Is there apostolic succession? Scripture speaks of no such thing. Paul in leaving Ephesus, called over the elders to him and “committed them to God and the word of his grace”. If there were to be more apostles, this statement would have been out of place. He knew that there were to be no more apostles. The apostles were the last bulwarks against the flood of error that was coming in. He knew that the church would be the subject of attack from within and without. See Acts 20:28-32. After his departure grievous wolves coming in, and men rising up from within and speaking perverted things to attract followers. The apostle Peter also, when speaking of his imminent departure, wanted believers to be able to recall what he had given them. If there were to be more apostles, this would be impudence. The apostles were the last guarantee of truth. We now have “the Scriptures of truth”.
The foundation laid by Christ and the apostles. In Hebrews 3:1 we have the Lord spoken of as “the Apostle and High Priest of our confession”, i.e. the Christian faith. This was very meaningful to the Hebrew converts. It spoke of the role of Jesus as combining those of Moses and Aaron, men who announced the mind of God for the period of law. Moses as the “apostle” of the law, set out the doctrine and the ordinances pertaining to that system of worship and conduct. It also was a foundational service. He had been alone with God to receive the pattern. So the Lord Jesus had done this as the Apostle, but he delegated such service to others whom he chose.
In Ephesians 2:20, we are told that we are “built upon the foundation of the apostles and prophets, Jesus Christ himself being the corner-stone, in whom all the building fitted together increases to a holy temple in the Lord; in whom ye also are built together for a habitation of God in the Spirit”.
Now that the foundation has been laid by Christ and His apostles and prophets, there is no re-laying of the foundation.
Other considerations. Establishing or “planting” churches - to use a modern term – does not make a person an apostle. In my Bible, the title of Ecclesiastes is: “Ecclesiastes; or, The Preacher”. The footnote to ‘Preacher’ in Eccl. 1:1 is: “Strictly, ‘a former of assemblies [churches]’”. So it is obvious that forming churches is not confined to the service of an apostle; it is also service of a preacher. I accept that there were other apostles beyond the twelve and Paul – see Romans 16:7, and elsewhere.
The signs of an apostle are set out in 2 Cor. 12:12; “The signs indeed of the apostle were wrought among you in all endurance, signs, and wonders, and works of power”. Note that suffering was the first sign of an apostle.

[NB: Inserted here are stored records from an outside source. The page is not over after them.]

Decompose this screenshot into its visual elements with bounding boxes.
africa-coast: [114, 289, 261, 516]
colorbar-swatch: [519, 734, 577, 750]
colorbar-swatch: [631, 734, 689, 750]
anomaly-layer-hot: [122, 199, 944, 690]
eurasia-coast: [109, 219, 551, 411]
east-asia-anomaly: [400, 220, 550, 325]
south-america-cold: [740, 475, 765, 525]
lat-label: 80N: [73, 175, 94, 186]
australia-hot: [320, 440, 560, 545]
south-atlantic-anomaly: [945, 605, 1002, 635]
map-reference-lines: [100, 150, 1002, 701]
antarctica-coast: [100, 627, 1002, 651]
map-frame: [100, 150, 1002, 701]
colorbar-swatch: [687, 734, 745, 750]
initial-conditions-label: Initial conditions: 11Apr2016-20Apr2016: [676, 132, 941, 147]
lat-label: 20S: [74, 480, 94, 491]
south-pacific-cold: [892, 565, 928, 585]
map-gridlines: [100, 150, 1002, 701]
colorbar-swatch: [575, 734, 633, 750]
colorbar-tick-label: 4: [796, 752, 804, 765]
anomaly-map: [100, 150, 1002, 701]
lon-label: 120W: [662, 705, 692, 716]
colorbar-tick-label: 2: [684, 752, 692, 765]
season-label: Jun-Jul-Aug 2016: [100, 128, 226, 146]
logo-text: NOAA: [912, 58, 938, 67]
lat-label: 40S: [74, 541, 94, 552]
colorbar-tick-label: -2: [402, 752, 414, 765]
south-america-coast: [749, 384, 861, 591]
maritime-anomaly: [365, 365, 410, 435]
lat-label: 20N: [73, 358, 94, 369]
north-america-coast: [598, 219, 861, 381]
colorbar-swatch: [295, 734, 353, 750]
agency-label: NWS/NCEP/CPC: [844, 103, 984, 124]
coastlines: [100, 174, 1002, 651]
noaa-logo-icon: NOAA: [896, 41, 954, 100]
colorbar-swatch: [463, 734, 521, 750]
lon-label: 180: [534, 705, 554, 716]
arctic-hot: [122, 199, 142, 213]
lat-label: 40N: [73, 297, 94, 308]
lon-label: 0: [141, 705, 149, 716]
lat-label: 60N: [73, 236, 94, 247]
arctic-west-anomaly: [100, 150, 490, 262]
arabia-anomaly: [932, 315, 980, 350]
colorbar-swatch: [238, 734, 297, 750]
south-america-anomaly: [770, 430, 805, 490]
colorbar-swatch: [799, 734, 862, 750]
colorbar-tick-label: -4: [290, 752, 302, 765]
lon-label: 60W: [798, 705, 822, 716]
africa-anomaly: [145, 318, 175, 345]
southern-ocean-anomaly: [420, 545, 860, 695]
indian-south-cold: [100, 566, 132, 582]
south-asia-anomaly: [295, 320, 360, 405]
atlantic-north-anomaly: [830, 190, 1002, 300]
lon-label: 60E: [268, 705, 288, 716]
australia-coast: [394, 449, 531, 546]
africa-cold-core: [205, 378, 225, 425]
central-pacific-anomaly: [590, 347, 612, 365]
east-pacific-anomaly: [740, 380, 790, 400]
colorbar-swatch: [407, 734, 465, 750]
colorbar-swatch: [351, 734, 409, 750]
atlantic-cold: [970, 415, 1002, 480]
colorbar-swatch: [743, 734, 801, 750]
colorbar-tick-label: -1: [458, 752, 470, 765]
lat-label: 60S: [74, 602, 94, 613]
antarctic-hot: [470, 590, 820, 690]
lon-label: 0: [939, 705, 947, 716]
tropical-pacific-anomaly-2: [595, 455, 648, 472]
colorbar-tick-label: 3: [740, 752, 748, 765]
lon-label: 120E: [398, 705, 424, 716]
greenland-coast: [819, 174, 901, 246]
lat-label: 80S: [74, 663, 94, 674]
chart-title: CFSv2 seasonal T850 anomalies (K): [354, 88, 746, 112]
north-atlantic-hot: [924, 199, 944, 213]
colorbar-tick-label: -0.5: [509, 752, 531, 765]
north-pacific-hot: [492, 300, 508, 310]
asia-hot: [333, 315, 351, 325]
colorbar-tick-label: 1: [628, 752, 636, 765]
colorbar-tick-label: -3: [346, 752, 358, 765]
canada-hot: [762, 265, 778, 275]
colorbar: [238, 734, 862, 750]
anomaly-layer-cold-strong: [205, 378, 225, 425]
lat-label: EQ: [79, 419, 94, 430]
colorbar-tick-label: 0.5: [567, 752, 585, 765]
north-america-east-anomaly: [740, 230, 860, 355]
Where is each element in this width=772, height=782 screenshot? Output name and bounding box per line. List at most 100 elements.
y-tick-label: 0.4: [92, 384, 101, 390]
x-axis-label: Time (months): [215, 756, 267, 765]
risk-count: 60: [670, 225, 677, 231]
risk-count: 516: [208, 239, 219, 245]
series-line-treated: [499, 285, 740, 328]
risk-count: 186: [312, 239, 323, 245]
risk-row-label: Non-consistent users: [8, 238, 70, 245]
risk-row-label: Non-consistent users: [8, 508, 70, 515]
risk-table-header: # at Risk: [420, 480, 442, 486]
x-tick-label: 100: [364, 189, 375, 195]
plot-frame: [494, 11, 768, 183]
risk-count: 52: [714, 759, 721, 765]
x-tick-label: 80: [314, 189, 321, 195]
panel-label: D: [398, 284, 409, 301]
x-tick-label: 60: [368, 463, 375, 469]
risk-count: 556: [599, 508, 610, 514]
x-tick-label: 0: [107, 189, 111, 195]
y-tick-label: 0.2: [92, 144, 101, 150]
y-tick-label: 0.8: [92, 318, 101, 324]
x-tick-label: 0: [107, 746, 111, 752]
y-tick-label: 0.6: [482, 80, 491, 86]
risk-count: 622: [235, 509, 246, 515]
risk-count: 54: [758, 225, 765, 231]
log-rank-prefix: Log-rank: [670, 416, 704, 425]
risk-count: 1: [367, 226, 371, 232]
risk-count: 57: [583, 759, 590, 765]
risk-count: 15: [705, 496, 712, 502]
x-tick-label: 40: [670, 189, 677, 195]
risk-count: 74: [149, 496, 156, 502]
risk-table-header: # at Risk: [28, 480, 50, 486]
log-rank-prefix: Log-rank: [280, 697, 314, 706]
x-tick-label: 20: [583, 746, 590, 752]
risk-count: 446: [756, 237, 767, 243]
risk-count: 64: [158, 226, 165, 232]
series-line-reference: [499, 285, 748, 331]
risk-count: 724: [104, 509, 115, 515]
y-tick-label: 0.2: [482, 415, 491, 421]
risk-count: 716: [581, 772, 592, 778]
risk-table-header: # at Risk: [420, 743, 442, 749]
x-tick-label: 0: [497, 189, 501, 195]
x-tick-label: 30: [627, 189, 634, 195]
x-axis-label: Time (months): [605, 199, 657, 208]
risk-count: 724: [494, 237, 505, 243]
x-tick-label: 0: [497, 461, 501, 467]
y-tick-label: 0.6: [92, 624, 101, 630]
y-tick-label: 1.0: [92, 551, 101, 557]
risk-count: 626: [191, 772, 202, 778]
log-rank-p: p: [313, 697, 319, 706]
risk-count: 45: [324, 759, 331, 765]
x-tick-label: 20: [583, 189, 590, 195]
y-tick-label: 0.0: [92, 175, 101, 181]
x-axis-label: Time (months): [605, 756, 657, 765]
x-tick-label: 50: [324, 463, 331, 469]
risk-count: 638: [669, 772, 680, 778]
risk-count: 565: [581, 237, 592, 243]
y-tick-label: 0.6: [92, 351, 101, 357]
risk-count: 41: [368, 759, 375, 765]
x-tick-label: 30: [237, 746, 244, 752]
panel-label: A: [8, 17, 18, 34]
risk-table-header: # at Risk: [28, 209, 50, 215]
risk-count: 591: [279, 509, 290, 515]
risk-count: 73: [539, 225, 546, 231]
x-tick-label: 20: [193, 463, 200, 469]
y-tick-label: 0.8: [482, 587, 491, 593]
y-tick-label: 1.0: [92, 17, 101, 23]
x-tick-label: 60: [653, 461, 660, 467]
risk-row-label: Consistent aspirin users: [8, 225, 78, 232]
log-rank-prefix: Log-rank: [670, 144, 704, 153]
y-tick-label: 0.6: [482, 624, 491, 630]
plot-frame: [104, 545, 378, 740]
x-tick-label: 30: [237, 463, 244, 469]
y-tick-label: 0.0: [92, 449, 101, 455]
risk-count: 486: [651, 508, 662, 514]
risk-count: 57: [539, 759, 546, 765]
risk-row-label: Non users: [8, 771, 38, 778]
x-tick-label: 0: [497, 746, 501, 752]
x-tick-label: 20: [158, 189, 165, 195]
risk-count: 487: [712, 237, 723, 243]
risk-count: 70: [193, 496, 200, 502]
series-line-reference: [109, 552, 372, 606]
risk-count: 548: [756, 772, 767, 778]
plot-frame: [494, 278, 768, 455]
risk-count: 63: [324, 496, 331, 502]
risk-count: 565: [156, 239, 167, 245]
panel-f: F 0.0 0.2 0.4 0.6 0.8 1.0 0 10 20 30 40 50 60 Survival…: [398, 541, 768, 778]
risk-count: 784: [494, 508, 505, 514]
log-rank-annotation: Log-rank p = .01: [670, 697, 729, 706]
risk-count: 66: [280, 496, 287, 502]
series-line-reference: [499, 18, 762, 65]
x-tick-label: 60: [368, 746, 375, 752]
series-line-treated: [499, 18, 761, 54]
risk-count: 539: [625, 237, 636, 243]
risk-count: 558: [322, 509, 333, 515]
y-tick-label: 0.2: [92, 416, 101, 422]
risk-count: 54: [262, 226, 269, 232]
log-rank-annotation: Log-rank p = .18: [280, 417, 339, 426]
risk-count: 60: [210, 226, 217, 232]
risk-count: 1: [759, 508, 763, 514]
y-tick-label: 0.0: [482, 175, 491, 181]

Paul had demonstrated these things at Corinth. But works of power alone are not the evidence of an apostle. The Lord will say to some who prophesied, cast out demons and performed works of power in His name, “I never knew you. Depart from me, workers of lawlessness”, Matthew 7:21-23.
In summary, this was not meant to be a treatise on apostles, but rather that we may be equipped to test the claims of those who claim such a gift. The apostles were foundational to Christianity. Such a foundation has not to be re-laid. An apostle was one who had been a witness with Christ from the beginning, and had witnessed His resurrection. Paul saw an ascended Christ in glory. The apostles did not speak of any successors; Paul committed the Ephesians “to God and the word of His grace”. These we have to the end. Timothy was to entrust things “to faithful men, such as shall be competent to instruct others also” – 2 Tim. 2:2.
Let us ask the Lord’s help to be “faithful men”.